Histórias de Cannes: Eduardo Axelrud

 

 

O caminho do bem

E lá vem mais um Festival de Cannes. O lugar é um só, mas existem vários Festivais de Cannes rolando ao mesmo tempo.

Existe o Cannes de quem vai ver filmes. Centenas, talvez milhares de comerciais enfileirados um atrás do outro, dia após dia.

Existe o Cannes de quem quer festa. Das cafonas Opening ou Closing Galas até as descoladíssimas festas dos Youngs de algum país escandinavo, passando por aquela festa de uma agência internacional que todo mundo conseguiu convite menos você.

Existe o Cannes das praias, dos iates, do sol, do topless. De quem vai só para fazer contatos. Muitas vezes com pessoas que têm escritório no mesmo quarteirão. De quem vai para experimentar a culinária francesa. De quem vai só para poder dizer que foi de novo.

E tem o Cannes do conteúdo. Dos seminários. Dos palestrantes, dos últimos movimentos e das próximas tendências.

Todos esses festivais de Cannes estão lá, à sua disposição, e nada contra quem busca cada um deles.

Mas o meu Cannes é esse último. Onde você escuta palestrantes que não combinaram entre si falar muitas vezes sobre assuntos que se complementam de uma maneira surpreendente. Porque cada vez mais Cannes se converteu em um imenso fórum de debates, de ideias, de tendências, onde a cada palestra você vai somando anotações e extraindo aos poucos uma percepção clara de algo incrível: o Zeitgeist, o espírito do tempo.

E pensando por esse prisma, olhando agora para trás, acho que a transformação mais surpreendente que Cannes nos mostrou nos últimos anos foi a gradual conversão da propaganda malvada na propaganda do bem.

Pense um pouco: há cerca de dez anos, os melhores filmes eram os mais malvados. O politicamente incorreto imperava, em comerciais onde, para deleite da plateia do festival, músicos ruins eram devorados por leões, crianças cuspiam em guardas e salva-vidas musculosos tinham o castigo de fazer respiração boca a boca em homens desdentados, só para citar comerciais premiados de marcas como Diesel, Heineken e tantas outras.

No entanto, de um tempo para cá, o cenário mudou.

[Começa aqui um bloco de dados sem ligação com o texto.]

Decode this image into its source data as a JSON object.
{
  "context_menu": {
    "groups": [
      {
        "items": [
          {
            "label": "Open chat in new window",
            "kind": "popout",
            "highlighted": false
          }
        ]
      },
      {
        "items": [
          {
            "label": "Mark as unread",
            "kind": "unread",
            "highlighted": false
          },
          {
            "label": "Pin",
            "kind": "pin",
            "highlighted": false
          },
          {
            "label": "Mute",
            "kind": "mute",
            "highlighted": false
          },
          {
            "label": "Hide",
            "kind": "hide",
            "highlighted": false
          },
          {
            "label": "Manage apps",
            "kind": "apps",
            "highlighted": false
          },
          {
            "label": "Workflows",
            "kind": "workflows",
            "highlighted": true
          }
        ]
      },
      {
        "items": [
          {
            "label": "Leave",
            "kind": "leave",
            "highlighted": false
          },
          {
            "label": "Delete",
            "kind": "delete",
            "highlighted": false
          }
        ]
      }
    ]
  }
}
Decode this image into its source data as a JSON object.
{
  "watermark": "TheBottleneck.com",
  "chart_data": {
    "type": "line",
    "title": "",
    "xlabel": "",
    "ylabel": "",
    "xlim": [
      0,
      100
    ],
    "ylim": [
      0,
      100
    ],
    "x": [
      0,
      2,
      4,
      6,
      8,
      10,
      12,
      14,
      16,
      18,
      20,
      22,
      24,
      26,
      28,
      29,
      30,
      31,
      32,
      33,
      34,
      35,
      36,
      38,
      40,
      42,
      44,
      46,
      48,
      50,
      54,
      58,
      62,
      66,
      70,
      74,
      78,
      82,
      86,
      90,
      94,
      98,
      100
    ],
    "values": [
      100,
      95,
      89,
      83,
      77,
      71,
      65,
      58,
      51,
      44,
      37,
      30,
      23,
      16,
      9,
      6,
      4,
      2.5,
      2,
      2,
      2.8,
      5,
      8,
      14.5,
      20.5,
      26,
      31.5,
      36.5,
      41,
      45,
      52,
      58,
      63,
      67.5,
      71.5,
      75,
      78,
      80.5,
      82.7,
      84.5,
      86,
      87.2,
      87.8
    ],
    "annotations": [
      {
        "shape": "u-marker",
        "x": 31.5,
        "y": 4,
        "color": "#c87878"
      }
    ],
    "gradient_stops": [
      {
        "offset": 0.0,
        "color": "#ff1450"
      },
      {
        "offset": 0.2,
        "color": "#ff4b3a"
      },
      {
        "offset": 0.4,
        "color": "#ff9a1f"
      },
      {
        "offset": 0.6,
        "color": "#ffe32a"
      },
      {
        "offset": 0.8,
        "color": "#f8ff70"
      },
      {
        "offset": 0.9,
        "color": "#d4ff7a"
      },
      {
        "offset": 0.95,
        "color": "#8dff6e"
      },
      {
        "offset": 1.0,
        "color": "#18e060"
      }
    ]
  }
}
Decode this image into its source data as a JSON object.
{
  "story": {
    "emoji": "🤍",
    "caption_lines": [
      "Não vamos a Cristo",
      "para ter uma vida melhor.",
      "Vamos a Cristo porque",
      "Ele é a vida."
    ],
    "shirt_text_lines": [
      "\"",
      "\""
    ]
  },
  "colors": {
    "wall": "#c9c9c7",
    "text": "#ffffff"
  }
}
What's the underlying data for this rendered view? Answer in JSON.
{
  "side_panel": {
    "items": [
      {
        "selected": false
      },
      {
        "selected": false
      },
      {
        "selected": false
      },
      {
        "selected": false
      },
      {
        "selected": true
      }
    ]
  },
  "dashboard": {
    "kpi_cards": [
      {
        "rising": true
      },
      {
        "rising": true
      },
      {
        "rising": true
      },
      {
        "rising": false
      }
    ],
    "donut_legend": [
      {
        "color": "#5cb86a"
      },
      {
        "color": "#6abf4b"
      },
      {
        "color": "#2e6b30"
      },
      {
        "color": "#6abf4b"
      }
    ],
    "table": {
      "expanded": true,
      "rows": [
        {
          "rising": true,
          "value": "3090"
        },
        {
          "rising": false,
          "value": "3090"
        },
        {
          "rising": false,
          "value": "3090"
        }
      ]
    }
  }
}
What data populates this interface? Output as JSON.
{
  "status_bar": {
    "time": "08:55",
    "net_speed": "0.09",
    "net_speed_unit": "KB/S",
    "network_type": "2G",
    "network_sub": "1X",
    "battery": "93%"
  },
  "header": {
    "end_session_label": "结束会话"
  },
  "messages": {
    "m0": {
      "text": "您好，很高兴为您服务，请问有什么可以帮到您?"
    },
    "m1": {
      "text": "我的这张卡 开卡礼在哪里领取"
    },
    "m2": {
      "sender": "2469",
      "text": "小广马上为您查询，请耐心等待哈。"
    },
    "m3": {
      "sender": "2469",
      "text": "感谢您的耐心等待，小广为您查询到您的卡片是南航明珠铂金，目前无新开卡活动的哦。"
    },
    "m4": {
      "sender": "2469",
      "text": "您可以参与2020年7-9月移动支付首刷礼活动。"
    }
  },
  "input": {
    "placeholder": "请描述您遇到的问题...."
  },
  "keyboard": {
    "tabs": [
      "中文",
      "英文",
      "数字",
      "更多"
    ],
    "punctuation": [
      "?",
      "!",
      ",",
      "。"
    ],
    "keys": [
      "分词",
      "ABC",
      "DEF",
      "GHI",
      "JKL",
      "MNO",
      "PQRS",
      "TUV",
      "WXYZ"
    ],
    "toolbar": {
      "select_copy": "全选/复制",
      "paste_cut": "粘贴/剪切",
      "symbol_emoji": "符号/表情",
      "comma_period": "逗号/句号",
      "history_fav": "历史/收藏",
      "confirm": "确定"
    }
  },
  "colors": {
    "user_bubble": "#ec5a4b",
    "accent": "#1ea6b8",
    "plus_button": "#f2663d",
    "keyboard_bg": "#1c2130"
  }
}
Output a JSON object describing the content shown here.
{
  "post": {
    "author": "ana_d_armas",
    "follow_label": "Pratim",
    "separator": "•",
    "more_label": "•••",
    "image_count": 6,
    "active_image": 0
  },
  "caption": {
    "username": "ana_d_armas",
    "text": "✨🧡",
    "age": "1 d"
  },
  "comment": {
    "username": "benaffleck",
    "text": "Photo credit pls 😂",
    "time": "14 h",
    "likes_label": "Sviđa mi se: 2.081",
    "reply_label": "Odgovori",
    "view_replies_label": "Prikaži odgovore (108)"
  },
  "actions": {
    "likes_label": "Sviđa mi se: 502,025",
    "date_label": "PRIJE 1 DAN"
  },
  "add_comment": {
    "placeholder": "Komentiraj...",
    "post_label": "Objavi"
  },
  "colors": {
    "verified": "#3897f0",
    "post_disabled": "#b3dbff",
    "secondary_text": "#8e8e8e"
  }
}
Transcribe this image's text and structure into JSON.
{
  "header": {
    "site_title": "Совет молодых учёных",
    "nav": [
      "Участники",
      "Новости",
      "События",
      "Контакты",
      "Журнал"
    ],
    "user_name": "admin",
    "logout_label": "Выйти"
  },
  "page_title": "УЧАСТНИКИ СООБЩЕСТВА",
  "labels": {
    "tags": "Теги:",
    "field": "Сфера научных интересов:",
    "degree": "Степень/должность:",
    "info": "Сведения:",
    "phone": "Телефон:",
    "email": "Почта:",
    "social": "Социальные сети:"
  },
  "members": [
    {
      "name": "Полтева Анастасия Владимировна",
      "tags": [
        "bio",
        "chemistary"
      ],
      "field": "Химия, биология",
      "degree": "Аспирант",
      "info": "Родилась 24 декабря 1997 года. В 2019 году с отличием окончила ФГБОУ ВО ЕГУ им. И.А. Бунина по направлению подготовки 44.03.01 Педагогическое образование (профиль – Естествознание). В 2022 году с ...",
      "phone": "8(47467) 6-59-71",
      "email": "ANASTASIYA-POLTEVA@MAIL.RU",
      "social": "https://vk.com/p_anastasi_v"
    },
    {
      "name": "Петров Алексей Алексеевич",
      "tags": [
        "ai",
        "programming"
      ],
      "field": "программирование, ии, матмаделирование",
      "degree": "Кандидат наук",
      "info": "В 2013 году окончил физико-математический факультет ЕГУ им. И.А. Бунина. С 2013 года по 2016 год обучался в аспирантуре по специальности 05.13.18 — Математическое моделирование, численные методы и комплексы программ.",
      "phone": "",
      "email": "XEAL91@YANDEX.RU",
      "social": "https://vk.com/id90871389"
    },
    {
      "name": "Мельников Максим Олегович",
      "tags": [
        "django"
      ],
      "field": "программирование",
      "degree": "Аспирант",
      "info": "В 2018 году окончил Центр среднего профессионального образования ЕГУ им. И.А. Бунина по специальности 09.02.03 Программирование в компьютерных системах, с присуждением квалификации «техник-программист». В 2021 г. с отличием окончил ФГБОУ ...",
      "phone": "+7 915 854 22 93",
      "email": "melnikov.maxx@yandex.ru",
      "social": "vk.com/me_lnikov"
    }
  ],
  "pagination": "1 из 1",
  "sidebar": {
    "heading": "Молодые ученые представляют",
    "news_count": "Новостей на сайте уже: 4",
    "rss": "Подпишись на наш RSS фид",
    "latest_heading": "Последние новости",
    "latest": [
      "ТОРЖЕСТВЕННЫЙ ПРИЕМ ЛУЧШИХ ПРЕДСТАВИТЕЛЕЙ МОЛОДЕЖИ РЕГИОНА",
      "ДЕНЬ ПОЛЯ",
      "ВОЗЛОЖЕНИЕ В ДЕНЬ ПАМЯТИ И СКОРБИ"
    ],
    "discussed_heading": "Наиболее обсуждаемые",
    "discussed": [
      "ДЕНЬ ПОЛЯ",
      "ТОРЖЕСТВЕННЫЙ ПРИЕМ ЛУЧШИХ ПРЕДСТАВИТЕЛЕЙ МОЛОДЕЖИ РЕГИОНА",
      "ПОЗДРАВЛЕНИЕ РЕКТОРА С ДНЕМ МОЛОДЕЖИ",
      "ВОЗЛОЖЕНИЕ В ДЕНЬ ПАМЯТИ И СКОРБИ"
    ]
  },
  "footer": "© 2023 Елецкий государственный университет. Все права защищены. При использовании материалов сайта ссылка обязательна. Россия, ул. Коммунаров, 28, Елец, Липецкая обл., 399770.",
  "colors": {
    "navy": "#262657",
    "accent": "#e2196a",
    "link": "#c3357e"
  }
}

As pequenas maldades e incorreções começaram a dar lugar a um espírito de comunidade, de compartilhamento, de bons exemplos.

Quando que, nos anos 2000, veríamos uma animação de um fazendeiro que cria porquinhos de maneira orgânica ao som de Willie Nelson ganhar o Grand Prix de Film? Posso imaginar o mesmo filme sendo coberto de assobios e vaias há meia década atrás.

E quando nos anos 2000 um Grand Prix gráfico, que já foi dado a uma peça que mostrava um calção intacto de um surfista nas entranhas abertas de um tubarão que o havia devorado, seria concedido a um cartaz em que o logo da Coca-Cola é feito por mãos que compartilham uma garrafa do refrigerante?

A própria Diesel, que fazia os comerciais mais insanos no passado, foi premiada há um ou dois anos com uma campanha de jovens que fundam seu próprio país em uma ilha. Ousada e irreverente, sim. Mas com um inédito espírito de comunidade. São outros tempos. O que era careta virou in. A verdade e os bons sentimentos vieram para ficar.

O que nos trouxe a isso? A ubiquidade das redes sociais? O entendimento de que a sustentabilidade não se sustenta só no discurso? O amadurecimento de um setor inteiro em âmbito mundial, que passou a entender melhor seu papel frente à sociedade? Não esqueçam de que a palestra com maior público em 2012 foi justamente aquela na qual o ex-presidente Clinton levantou a questão da responsabilidade social da nossa atividade a todos os publicitários que lotavam o Grand Audi.

Não sei responder essas questões. Mas acho ótimo estar vivendo tempos como esses. E quem sabe descobriremos a resposta este ano, de 16 a 22 de junho, em Cannes.